I was at my dentist’s office the other day and he knew that we had installed Collier County’s largest solar system on the William C Huff Company’s roof to run it’s (14) 5 ton air conditioners, lighting and other power for our 44,000 square foot high ceiling storage. So, he had lots of questions because he was “thinking” of putting solar on his house. Having done a lot of research on the subject of solar power, plus a background in electrical engineering and, having 2 ½ years’ experience with an actual system, I had a lot of answers.
I promised him that I would follow-up with an email outlining what I knew to be true about solar and conventional electricity. I was amazed at how many truths there are that most Floridians are totally unaware of.
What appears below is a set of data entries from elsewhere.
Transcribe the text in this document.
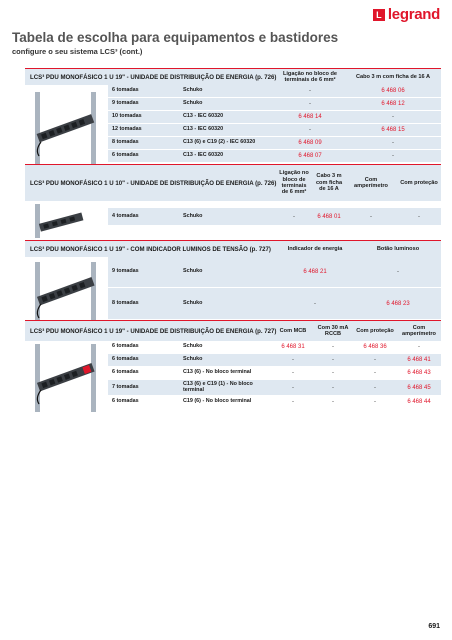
L legrand
Tabela de escolha para equipamentos e bastidores
configure o seu sistema LCS³ (cont.)
LCS³ PDU MONOFÁSICO 1 U 19" - UNIDADE DE DISTRIBUIÇÃO DE ENERGIA (p. 726)	Ligação no bloco de terminais de 6 mm²
Cabo 3 m com ficha de 16 A
6 tomadas	Schuko	-	6 468 06
9 tomadas	Schuko	-	6 468 12
10 tomadas	C13 - IEC 60320	6 468 14	-
12 tomadas	C13 - IEC 60320	-	6 468 15
8 tomadas	C13 (6) e C19 (2) - IEC 60320	6 468 09	-
6 tomadas	C13 - IEC 60320	6 468 07	-
LCS³ PDU MONOFÁSICO 1 U 10" - UNIDADE DE DISTRIBUIÇÃO DE ENERGIA (p. 726)
Ligação no bloco de terminais de 6 mm²
Cabo 3 m com ficha de 16 A
Com amperímetro
Com proteção
4 tomadas	Schuko	-	6 468 01	-	-
LCS³ PDU MONOFÁSICO 1 U 19" - COM INDICADOR LUMINOS DE TENSÃO (p. 727)	Indicador de energia	Botão luminoso
9 tomadas	Schuko	6 468 21	-
8 tomadas	Schuko	-	6 468 23
LCS³ PDU MONOFÁSICO 1 U 19" - UNIDADE DE DISTRIBUIÇÃO DE ENERGIA (p. 727) Com MCB
Com 30 mA RCCB
Com proteção
Com amperímetro
6 tomadas	Schuko	6 468 31	-	6 468 36	-
6 tomadas	Schuko	-	-	-	6 468 41
6 tomadas	C13 (6) - No bloco terminal	-	-	-	6 468 43
7 tomadas	C13 (6) e C19 (1) - No bloco terminal	-	-	-	6 468 45
6 tomadas	C19 (6) - No bloco terminal	-	-	-	6 468 44
691
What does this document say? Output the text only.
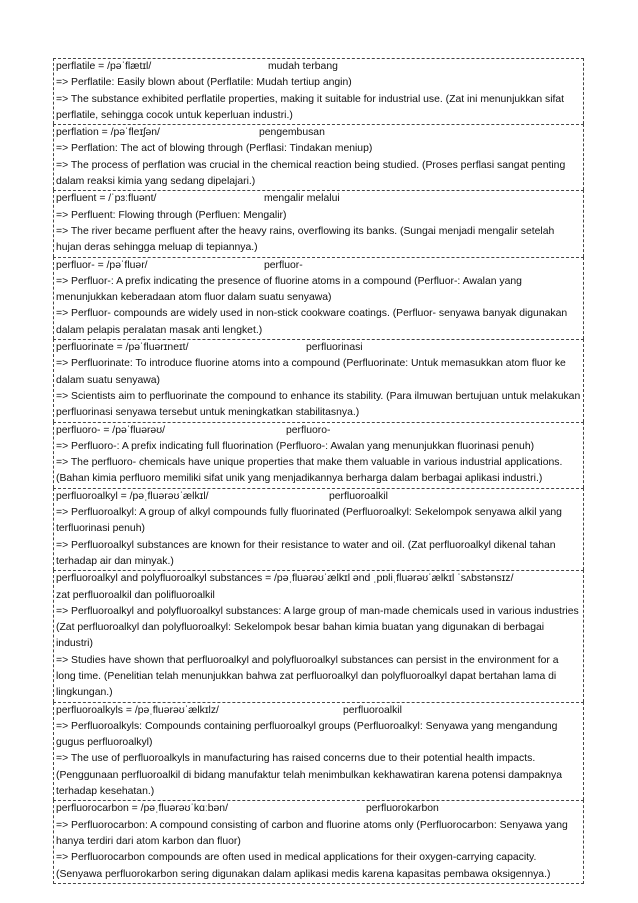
perflatile = /pəˈflætɪl/	mudah terbang

=> Perflatile: Easily blown about (Perflatile: Mudah tertiup angin)

=> The substance exhibited perflatile properties, making it suitable for industrial use. (Zat ini menunjukkan sifat perflatile, sehingga cocok untuk keperluan industri.)

perflation = /pəˈfleɪʃən/	pengembusan

=> Perflation: The act of blowing through (Perflasi: Tindakan meniup)

=> The process of perflation was crucial in the chemical reaction being studied. (Proses perflasi sangat penting dalam reaksi kimia yang sedang dipelajari.)

perfluent = /ˈpɜːfluənt/	mengalir melalui

=> Perfluent: Flowing through (Perfluen: Mengalir)

=> The river became perfluent after the heavy rains, overflowing its banks. (Sungai menjadi mengalir setelah hujan deras sehingga meluap di tepiannya.)

perfluor- = /pəˈfluər/	perfluor-

=> Perfluor-: A prefix indicating the presence of fluorine atoms in a compound (Perfluor-: Awalan yang menunjukkan keberadaan atom fluor dalam suatu senyawa)

=> Perfluor- compounds are widely used in non-stick cookware coatings. (Perfluor- senyawa banyak digunakan dalam pelapis peralatan masak anti lengket.)

perfluorinate = /pəˈfluərɪneɪt/	perfluorinasi

=> Perfluorinate: To introduce fluorine atoms into a compound (Perfluorinate: Untuk memasukkan atom fluor ke dalam suatu senyawa)

=> Scientists aim to perfluorinate the compound to enhance its stability. (Para ilmuwan bertujuan untuk melakukan perfluorinasi senyawa tersebut untuk meningkatkan stabilitasnya.)

perfluoro- = /pəˈfluərəʊ/	perfluoro-

=> Perfluoro-: A prefix indicating full fluorination (Perfluoro-: Awalan yang menunjukkan fluorinasi penuh)

=> The perfluoro- chemicals have unique properties that make them valuable in various industrial applications. (Bahan kimia perfluoro memiliki sifat unik yang menjadikannya berharga dalam berbagai aplikasi industri.)

perfluoroalkyl = /pəˌfluərəʊˈælkɪl/	perfluoroalkil

=> Perfluoroalkyl: A group of alkyl compounds fully fluorinated (Perfluoroalkyl: Sekelompok senyawa alkil yang terfluorinasi penuh)

=> Perfluoroalkyl substances are known for their resistance to water and oil. (Zat perfluoroalkyl dikenal tahan terhadap air dan minyak.)

perfluoroalkyl and polyfluoroalkyl substances = /pəˌfluərəʊˈælkɪl ənd ˌpɒliˌfluərəʊˈælkɪl ˈsʌbstənsɪz/

zat perfluoroalkil dan polifluoroalkil

=> Perfluoroalkyl and polyfluoroalkyl substances: A large group of man-made chemicals used in various industries (Zat perfluoroalkyl dan polyfluoroalkyl: Sekelompok besar bahan kimia buatan yang digunakan di berbagai industri)

=> Studies have shown that perfluoroalkyl and polyfluoroalkyl substances can persist in the environment for a long time. (Penelitian telah menunjukkan bahwa zat perfluoroalkyl dan polyfluoroalkyl dapat bertahan lama di lingkungan.)

perfluoroalkyls = /pəˌfluərəʊˈælkɪlz/	perfluoroalkil

=> Perfluoroalkyls: Compounds containing perfluoroalkyl groups (Perfluoroalkyl: Senyawa yang mengandung gugus perfluoroalkyl)

=> The use of perfluoroalkyls in manufacturing has raised concerns due to their potential health impacts. (Penggunaan perfluoroalkil di bidang manufaktur telah menimbulkan kekhawatiran karena potensi dampaknya terhadap kesehatan.)

perfluorocarbon = /pəˌfluərəʊˈkɑːbən/	perfluorokarbon

=> Perfluorocarbon: A compound consisting of carbon and fluorine atoms only (Perfluorocarbon: Senyawa yang hanya terdiri dari atom karbon dan fluor)

=> Perfluorocarbon compounds are often used in medical applications for their oxygen-carrying capacity. (Senyawa perfluorokarbon sering digunakan dalam aplikasi medis karena kapasitas pembawa oksigennya.)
Here’s the list I sent to my dentist who just purchased a Tesla car (for the environment?!?).
Solar Power Florida
A few things that I know to be true about solar vs conventional electricity for a solar powered Florida.
- The average Florida home generates over 12,000 pounds of CO2 per year
- The average car generates about 12,000 pounds of CO2 per year
- Florida produces over 108 billion pounds of CO2 each year making electricity for the 9 million homes.
- Less than 3% of all electricity in Florida is produced by renewable resources (solar)
- The average solar system for a Florida home is about $22,000
- There is still a 30% federal tax credit available for the cost of all solar related expenses: system, installation, battery back-up and all related hardware
- There is solar financing at very competitive rates for 100% of the costs
- The cost to finance solar, not including a battery, is roughly the same as the average electric bill…meaning it costs almost nothing to go solar
- Properly installed solar systems should be able to reduce the average electric bill down to around $12-$15/month (connection fee to the power company)
- The cost of solar, nationally, goes up on average of 6%/year. This means that a $200/month bill today will be over $680/month in 20 years!
- Most financed systems are a 7 year loan so, the system that lasts 25 years, is costing nothing for over 18 years.
- The cost for an average house solar system, when included in a conventional mortgage (new house), is only about $100/month…355 less than an average electric bill.
- All properly measured and installed systems should reduce the homeowners’ carbon footprint to zero. Most states have “net zero” metering which means the system over produces during the day time and the power company buys back the excess and then sells it back during evening and cloudy days…netting zero carbon footprint
- Most power companies will credit, yearly, for excess power generated above and beyond what was used during the year (In FL this is only at .10 of the cost, though)
- Solar panels are good for 25 years
- Many solar panels now have the inverter, what turns DC electric into AC electric, built into the panels. This will save having another component in the system (inverters only have a warranty of about 10-15 years)
- Properly installed systems meet all hurricane requirements
- Solar systems on houses increase their value and, according to the National Association of Realtors, they sell 3-6 months sooner than homes without solar
- An average back-up battery system will cost about $8500 installed
- Homeowners cannot use their solar system when power goes out. Power companies shut the connection off to avoid “back feeding” the power lines to prevent shock to line workers
- With a battery back-up, solar homes are allowed to produce and use their electricity during power outages, eliminating the need for generators
- A 14 KWH battery back-up can sustain the power of an average home through the evening and cloudy days. It also can charge an electric car at night.
- Powerwall 2 batteries from Tesla (hopefully readily available in the summer) can be run in tandem to store even more power. A Dominos in Australia installed 8 of them to run their store
- Most solar systems can be installed in 1-2 days.
- Properly installed solar systems do not damage existing roofs
- Panels can easily be removed if the roof needs repair
- Panels can be attached to any roof surface. Tile is the hardest to attach to. Metal roofs are the easiest.
- Many homeowners are choosing to redo their roof surface (if it is over 12 years old) when they install the panels.
- Homeowner associations cannot prevent homeowners from installing solar…federal law super-cedes any association by-laws.
Ok, so there are more than just a few reasons why there should a mostly solar poweredFlorida. There is only one reason that we don’t, and here it is:
- The power companies in Florida purposely keep prices so low that 99% of Floridians feel there is no reason to go solar. I have heard from actual solar advocates that they don’t need solar because “Florida electricity is so cheap”.
Given that there are at least 29 reasons to one for going solar, why hasn’t everyone gone solar in Florida? I, for one, don’t believe in advocating for something that I do not get behind, like caring about our environment. Sure recycling plastic bottles is a good thing but, the true facts remain; the price we pay for conventional electricity might be cheap but, it is the single biggest polluter to our delicate environment.
I welcome all comments and/or questions on this topic. My hope is that this will get reposted many, many times so that the public can start seeing the truth. The time is now to make decisions about our children’s future. My challenge to Floridians is to stop pointing fingers at political parties and go get a quote, install solar and then YOU can be the “CHANGE” that we are always talking about!